In Washington the State Department spokesman, Sean McCormack, responded to the Russian announcement of permanent strategic bomber patrols by saying, "It's interesting. We certainly are not in the kind of posture we were with what used to be the Soviet Union. It's a different era. If Russia feels as though they want to take some of these old aircraft out of mothballs and get them flying again, that's their decision."
It's as if the Russian military had resumed stamp collecting or archery. There is no strategic alarm, no threat, no difficulty and no discomfiture. Let them play with their obsolete toys. We are living in a new era, and these activities no longer trouble us. The Cold War ended and the animosity between the great powers is gone. Say good-bye to it. Any evidence to the contrary is not evidence. We're living in "a different era." Anyone who doesn't know this, even if they are the president of the Russian Federation, is out-of-step. One might imagine Washington's reaction to a Russian missile strike against U.S. targets. "It's interesting," the State Department would purr. "This is not the sort of missile strike we would have expected from the Soviet Union. Of course, it's a different era. If Russia feels that they want to launch some old, useless missiles, that's their decision."
Our lack of imagination, our inability to grasp our enemy's thought process, leads us to dismiss what is obvious. The Russians are getting ready. Why isn't the American side responding?
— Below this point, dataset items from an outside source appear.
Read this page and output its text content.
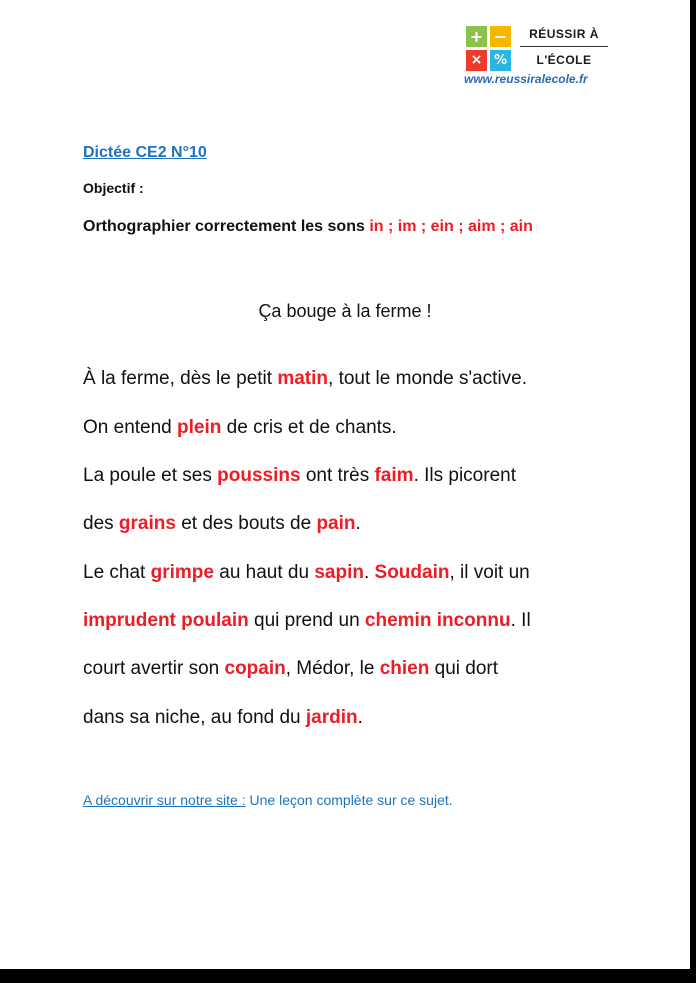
+ −
× %
RÉUSSIR À
L'ÉCOLE
www.reussiralecole.fr
Dictée CE2 N°10
Objectif :
Orthographier correctement les sons in ; im ; ein ; aim ; ain
Ça bouge à la ferme !
À la ferme, dès le petit matin, tout le monde s'active.
On entend plein de cris et de chants.
La poule et ses poussins ont très faim. Ils picorent
des grains et des bouts de pain.
Le chat grimpe au haut du sapin. Soudain, il voit un
imprudent poulain qui prend un chemin inconnu. Il
court avertir son copain, Médor, le chien qui dort
dans sa niche, au fond du jardin.
A découvrir sur notre site : Une leçon complète sur ce sujet.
Why aren't the Americans getting ready? We have been seduced by a series of comforting illusions. We are also absorbed in a struggle against Islamic terrorism (only we are at pains to admit the "Islamic" aspect of it). The American shopping mall regime produces stupefaction and complacency. The regime is predicated on economic optimism and entertainment. This optimism is about to be shattered. The Russians know this is going to happen, and they are preparing even as we fail to prepare.